Show that the matrices \left[\begin{array}{c c}{1}&{1}\\ {-1}&{4}\end{array}\right] and \left[{\begin{array}{c c}{2}&{1}\\ {1}&{3}\end{array}}\right] are similar but that \left[\begin{array}{c c}{{3}}&{{1}}\\ {{-6}}&{{-2}}\end{array}\right] and \left[\begin{array}{c c}{-1}&{2}\\ {1}&{0}\end{array}\right] are not.

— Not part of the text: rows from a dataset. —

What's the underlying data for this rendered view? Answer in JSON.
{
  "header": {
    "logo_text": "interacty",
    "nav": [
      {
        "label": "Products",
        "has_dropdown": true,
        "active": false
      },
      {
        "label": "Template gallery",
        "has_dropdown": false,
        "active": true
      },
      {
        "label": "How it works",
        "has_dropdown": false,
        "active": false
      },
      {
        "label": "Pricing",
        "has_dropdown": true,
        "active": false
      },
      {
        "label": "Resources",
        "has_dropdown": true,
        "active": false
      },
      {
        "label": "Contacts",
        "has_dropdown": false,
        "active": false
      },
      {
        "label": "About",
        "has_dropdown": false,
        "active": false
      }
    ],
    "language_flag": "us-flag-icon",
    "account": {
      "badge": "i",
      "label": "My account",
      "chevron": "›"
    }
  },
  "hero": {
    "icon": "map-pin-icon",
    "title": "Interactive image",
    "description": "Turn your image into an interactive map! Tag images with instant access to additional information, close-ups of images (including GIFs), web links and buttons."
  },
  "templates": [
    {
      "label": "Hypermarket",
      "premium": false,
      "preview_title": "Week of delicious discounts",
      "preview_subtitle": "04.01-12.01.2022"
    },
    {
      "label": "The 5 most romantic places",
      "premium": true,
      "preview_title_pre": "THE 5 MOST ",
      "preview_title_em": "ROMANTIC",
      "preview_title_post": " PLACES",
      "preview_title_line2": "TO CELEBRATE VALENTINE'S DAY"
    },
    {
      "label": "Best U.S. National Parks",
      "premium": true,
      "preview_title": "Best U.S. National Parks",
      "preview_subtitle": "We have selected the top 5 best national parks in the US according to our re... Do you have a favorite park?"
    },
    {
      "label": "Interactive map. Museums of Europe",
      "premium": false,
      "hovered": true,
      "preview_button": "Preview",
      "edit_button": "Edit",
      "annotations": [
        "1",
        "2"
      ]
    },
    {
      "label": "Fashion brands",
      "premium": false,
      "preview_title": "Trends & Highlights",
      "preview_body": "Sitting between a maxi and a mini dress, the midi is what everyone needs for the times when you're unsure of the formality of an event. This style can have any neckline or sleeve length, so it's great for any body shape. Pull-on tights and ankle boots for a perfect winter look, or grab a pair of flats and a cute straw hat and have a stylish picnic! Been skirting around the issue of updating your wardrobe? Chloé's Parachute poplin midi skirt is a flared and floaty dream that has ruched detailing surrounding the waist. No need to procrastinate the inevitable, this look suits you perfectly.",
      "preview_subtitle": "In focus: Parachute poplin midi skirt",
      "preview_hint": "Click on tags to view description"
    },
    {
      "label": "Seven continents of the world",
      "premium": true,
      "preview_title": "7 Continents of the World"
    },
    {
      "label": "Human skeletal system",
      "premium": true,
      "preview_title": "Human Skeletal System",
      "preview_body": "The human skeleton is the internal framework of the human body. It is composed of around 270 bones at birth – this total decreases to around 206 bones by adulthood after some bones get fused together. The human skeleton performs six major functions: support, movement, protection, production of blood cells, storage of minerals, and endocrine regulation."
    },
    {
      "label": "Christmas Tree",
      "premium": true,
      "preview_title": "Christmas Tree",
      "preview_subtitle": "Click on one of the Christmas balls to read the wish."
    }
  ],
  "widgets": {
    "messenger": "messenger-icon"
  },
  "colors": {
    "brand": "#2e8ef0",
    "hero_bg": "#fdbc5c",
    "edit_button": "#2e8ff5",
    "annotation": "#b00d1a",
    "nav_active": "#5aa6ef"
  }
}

Let A_{1}={\left[\begin{array}{c c}{1}&{1}\\ {-1}&{4}\end{array}\right]},\ A_{2}={\left[\begin{array}{c c}{2}&{1}\\ {1}&{3}\end{array}\right]},\,A_{3}={\left[\begin{array}{c c}{3}&{1}\\ {-6}&{-2}\end{array}\right]},~{\mathrm{and~}}A_{4}={\left[\begin{array}{c c}{-1}&{2}\\ {1}&{0}\end{array}\right]}
\operatorname*{det}(A_{1})={\left|\begin{array}{c c}{1}&{1}\\ {-1}&{4}\end{array}\right|}=5,{\mathrm{~det}}(A_{2})={\left|\begin{array}{c c}{2}&{1}\\ {1}&{3}\end{array}\right|}=5
\\[1.5 em] \operatorname{det}(A_{3})={\left|\begin{array}{c c}{3}&{1}\\ {-6}&{-2}\end{array}\right|}=0,\;\operatorname{det}(A_{4})={\left|\begin{array}{c c}{-1}&{2}\\ {1}&{0}\end{array}\right|}=-2.
Therefore, if \operatorname*{det}(A_{1})={\mathrm{det}}(A_{2}), matrices A_{1} and A_{2} are similar.
If \operatorname*{det}(A_{3})\neq {\mathrm{det}}(A_{4}), matrices A_{1} and A_{2} are not similar.